Uri Geller in island treasure hunt
Spoon bender Uri Geller is to brandish dousing rods to uncover the mystery of an uninhabited Scottish island.
Geller is looking for treasure he believes was hidden by the exiled Egyptian princess Scota, whose boat is said to have anchored at Lamb Island in the Firth of Forth.
It is Geller's first visit to the volcanic outcrop, which he bought last year for £30,000.
Speaking before he set sail for the island, which lies just off North Berwick, an upbeat Geller said: "I will use the dousing rods to follow the legend of the Lamb.
"In the past I've doused very successfully for oil and gold and I will try to use my dousing skills on the island.
"It's a remote chance of course. I believe it's possible, although remote, that there's something hidden on the island, buried on the island. Something, call it my sixth sense, drew me towards the island, no doubt."
Mr Geller said he decided to buy the island after learning that its mysterious heritage dated back to the pharaohs.
He said: "The Lamb is one of three outcrops in the Firth of Forth whose geography exactly mirrors the layout of the Great Pyramids at Giza, leading some investigators to speculate that there are secret links between them. I am fascinated by the connection between the pyramids and these islands."

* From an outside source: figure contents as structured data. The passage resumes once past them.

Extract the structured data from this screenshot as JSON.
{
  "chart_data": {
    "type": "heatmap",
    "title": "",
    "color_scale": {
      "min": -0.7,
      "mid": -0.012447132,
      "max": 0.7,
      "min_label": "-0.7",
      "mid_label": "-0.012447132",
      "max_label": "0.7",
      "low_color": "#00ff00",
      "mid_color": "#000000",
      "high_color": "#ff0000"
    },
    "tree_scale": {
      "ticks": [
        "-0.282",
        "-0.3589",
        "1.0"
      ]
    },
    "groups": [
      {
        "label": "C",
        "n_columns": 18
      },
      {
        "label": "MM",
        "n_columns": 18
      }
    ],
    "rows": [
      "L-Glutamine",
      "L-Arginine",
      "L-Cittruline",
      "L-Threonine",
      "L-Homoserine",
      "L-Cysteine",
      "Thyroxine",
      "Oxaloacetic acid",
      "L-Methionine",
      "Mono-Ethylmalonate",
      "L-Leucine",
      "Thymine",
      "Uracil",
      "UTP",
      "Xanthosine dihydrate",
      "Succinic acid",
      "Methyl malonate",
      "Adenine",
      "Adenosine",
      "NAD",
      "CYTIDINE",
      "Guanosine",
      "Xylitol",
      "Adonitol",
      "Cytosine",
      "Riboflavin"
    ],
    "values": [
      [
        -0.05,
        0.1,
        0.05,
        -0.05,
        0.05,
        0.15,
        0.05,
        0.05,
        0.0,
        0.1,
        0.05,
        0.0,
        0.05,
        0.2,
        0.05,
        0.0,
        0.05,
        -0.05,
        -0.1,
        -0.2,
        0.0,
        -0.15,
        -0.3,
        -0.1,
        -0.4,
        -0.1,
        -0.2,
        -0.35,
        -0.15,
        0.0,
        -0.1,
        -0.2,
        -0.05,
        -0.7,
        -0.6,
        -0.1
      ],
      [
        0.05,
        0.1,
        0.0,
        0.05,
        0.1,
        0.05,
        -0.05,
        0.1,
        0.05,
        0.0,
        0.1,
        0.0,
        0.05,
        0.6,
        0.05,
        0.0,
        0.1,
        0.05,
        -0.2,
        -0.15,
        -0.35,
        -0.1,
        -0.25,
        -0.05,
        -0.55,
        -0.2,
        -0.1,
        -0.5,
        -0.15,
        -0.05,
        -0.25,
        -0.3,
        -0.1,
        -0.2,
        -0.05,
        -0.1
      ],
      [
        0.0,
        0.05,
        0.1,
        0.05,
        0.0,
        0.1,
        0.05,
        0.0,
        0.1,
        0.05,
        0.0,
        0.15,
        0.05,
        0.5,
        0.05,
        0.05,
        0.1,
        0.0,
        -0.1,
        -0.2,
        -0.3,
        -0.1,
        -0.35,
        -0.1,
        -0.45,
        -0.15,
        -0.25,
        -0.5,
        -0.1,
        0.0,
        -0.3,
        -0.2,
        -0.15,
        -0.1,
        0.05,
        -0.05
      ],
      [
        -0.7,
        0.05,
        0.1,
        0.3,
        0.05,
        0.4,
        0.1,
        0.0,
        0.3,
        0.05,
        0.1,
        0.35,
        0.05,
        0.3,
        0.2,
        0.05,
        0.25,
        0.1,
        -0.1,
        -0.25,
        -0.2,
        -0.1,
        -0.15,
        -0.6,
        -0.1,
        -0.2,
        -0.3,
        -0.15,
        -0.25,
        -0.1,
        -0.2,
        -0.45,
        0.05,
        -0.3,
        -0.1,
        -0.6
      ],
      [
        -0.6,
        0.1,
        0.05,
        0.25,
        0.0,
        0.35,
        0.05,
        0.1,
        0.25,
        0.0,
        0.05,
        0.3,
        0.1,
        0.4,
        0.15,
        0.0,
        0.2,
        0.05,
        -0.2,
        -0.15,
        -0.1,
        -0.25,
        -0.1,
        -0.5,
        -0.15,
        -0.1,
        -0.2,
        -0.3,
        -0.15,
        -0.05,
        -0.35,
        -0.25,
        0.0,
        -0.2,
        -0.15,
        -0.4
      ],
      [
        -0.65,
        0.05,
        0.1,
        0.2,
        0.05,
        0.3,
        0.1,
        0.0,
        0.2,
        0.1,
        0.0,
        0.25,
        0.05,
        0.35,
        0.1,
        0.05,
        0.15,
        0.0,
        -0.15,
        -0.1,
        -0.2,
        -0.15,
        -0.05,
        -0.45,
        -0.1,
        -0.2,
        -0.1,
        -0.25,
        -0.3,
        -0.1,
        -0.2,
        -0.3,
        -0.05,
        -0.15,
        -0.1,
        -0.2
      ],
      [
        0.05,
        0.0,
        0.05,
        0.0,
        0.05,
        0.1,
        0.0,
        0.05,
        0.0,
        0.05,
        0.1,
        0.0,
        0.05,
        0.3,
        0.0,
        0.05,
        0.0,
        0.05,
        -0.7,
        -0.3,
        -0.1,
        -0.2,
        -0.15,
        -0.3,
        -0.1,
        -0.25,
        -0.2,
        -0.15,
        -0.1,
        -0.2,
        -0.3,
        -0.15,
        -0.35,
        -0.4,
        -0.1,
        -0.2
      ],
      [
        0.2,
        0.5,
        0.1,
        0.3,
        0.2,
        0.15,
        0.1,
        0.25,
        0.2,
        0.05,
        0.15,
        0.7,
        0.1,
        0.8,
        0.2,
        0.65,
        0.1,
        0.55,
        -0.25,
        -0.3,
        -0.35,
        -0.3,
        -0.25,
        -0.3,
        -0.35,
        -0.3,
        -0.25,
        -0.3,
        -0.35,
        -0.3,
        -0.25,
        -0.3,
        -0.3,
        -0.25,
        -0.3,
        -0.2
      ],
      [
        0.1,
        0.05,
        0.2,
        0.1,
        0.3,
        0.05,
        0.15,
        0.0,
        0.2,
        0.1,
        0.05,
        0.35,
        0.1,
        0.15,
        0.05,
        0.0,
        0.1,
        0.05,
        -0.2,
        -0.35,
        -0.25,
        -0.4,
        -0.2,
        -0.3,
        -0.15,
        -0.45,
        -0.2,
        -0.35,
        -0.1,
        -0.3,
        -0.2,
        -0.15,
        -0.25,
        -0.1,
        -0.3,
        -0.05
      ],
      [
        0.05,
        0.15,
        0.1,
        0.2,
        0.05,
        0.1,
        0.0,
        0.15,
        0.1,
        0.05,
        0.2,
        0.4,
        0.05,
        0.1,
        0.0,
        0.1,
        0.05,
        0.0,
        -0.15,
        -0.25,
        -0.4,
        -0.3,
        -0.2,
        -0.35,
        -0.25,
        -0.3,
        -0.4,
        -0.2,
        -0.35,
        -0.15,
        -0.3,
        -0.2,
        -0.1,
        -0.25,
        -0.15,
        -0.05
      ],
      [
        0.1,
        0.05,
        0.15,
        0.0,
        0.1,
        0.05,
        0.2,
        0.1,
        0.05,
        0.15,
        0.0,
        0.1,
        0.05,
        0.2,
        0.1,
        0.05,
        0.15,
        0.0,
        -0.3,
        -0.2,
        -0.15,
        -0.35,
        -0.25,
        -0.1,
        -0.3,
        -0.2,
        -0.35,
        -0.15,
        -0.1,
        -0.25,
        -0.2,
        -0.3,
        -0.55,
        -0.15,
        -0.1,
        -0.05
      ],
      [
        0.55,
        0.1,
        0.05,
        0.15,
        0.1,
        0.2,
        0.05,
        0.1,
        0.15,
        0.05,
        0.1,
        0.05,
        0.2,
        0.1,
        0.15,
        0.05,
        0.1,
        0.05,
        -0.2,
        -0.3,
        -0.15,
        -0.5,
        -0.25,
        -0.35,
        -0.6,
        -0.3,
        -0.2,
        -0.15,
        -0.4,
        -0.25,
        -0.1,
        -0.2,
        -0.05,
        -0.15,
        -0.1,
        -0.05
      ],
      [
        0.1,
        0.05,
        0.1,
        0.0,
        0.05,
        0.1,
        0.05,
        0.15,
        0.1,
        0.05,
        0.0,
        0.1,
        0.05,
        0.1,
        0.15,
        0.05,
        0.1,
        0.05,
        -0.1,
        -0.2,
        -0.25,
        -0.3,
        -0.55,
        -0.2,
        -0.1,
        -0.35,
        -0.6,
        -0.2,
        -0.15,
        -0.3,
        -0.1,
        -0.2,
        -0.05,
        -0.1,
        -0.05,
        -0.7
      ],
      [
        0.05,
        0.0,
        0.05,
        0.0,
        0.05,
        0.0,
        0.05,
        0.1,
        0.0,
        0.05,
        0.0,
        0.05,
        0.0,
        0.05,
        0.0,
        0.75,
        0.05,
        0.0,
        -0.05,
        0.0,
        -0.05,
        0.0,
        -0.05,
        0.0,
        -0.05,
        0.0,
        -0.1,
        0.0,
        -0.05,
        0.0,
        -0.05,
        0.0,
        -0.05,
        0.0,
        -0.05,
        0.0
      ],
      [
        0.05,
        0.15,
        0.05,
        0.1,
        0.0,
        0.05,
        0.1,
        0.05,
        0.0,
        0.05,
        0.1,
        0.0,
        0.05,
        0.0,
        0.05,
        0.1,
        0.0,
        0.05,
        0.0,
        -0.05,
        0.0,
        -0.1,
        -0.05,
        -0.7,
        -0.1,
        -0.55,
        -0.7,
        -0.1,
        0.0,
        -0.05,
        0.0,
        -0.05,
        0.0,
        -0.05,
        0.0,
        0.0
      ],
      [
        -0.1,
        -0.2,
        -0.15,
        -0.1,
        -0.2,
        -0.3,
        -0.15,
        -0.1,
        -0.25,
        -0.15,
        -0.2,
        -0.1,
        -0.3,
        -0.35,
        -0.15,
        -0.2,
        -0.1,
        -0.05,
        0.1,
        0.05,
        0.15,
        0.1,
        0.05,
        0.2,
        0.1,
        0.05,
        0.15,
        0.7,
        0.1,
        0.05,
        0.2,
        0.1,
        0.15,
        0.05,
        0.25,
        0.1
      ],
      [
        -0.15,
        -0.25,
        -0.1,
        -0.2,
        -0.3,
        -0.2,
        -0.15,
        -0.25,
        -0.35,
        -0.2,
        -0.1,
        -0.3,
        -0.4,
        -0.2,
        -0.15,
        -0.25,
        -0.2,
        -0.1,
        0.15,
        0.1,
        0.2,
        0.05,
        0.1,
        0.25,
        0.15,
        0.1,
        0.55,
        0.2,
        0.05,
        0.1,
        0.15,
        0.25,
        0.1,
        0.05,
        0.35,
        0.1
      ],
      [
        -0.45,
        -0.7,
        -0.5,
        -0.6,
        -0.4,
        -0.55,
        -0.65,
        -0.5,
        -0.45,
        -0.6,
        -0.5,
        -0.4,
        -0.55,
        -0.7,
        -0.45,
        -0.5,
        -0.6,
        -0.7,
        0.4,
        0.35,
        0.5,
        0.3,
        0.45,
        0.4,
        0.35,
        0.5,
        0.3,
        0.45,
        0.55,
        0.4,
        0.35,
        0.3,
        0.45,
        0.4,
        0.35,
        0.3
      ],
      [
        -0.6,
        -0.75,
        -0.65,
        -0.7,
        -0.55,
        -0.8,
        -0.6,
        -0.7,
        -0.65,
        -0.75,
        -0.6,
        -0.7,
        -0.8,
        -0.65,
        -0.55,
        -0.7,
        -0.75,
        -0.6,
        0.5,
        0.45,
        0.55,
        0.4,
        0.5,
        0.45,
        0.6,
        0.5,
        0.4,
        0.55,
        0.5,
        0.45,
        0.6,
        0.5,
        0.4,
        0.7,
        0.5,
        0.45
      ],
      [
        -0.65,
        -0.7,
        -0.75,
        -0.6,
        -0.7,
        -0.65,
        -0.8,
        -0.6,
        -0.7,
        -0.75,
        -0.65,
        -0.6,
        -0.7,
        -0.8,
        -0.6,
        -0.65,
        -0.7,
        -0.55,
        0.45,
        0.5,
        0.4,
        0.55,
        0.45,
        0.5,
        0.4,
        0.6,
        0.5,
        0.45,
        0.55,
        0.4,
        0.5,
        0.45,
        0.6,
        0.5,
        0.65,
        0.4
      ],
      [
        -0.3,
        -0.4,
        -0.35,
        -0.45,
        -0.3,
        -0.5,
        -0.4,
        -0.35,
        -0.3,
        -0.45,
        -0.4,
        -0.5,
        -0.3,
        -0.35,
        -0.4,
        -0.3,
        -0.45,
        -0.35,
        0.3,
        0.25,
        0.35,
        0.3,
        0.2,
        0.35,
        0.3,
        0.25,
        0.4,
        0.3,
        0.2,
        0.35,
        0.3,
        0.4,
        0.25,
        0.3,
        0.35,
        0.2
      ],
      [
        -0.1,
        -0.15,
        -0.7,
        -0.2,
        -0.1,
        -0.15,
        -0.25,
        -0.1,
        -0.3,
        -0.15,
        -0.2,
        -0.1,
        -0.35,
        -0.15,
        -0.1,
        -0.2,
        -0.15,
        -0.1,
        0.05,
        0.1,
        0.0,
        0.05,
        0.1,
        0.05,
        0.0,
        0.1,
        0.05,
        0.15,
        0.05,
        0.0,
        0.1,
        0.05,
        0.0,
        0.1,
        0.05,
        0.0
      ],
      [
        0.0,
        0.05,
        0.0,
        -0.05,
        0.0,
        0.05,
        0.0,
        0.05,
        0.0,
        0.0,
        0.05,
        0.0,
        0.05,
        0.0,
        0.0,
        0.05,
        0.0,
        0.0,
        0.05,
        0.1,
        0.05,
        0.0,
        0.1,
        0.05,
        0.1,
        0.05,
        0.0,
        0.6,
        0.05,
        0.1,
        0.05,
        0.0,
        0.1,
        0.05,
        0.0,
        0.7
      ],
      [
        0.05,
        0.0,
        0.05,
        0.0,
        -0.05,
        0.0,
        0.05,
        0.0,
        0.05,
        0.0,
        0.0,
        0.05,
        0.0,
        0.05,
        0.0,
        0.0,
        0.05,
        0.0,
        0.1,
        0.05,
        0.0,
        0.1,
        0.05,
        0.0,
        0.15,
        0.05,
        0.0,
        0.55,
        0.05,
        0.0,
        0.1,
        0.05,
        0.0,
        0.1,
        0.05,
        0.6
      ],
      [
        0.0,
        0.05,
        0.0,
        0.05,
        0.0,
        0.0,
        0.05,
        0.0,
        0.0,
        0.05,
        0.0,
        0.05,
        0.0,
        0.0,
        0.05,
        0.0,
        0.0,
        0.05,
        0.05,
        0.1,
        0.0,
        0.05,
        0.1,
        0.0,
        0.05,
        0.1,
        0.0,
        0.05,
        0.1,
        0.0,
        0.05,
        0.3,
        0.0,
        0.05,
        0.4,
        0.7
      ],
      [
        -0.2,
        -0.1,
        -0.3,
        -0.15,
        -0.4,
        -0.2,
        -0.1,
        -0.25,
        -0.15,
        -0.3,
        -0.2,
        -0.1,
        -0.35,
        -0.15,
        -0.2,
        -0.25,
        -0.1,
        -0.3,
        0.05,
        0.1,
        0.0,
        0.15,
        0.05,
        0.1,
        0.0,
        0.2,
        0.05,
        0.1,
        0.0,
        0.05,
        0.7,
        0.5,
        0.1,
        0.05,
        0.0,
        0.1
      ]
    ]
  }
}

Mr Geller also said he feels he might discover a destiny stone from Palestine. He said: "Whatever I find I will give to a Scottish museum, but I'm not going to start excavation as I've not got permission. If I feel I need to, I'll go through official channels."
Along with the islands of Fidra, Craigleith and the nearby Bass Rock, Lamb is a haven for wildlife and a Site of Special Scientific Interest.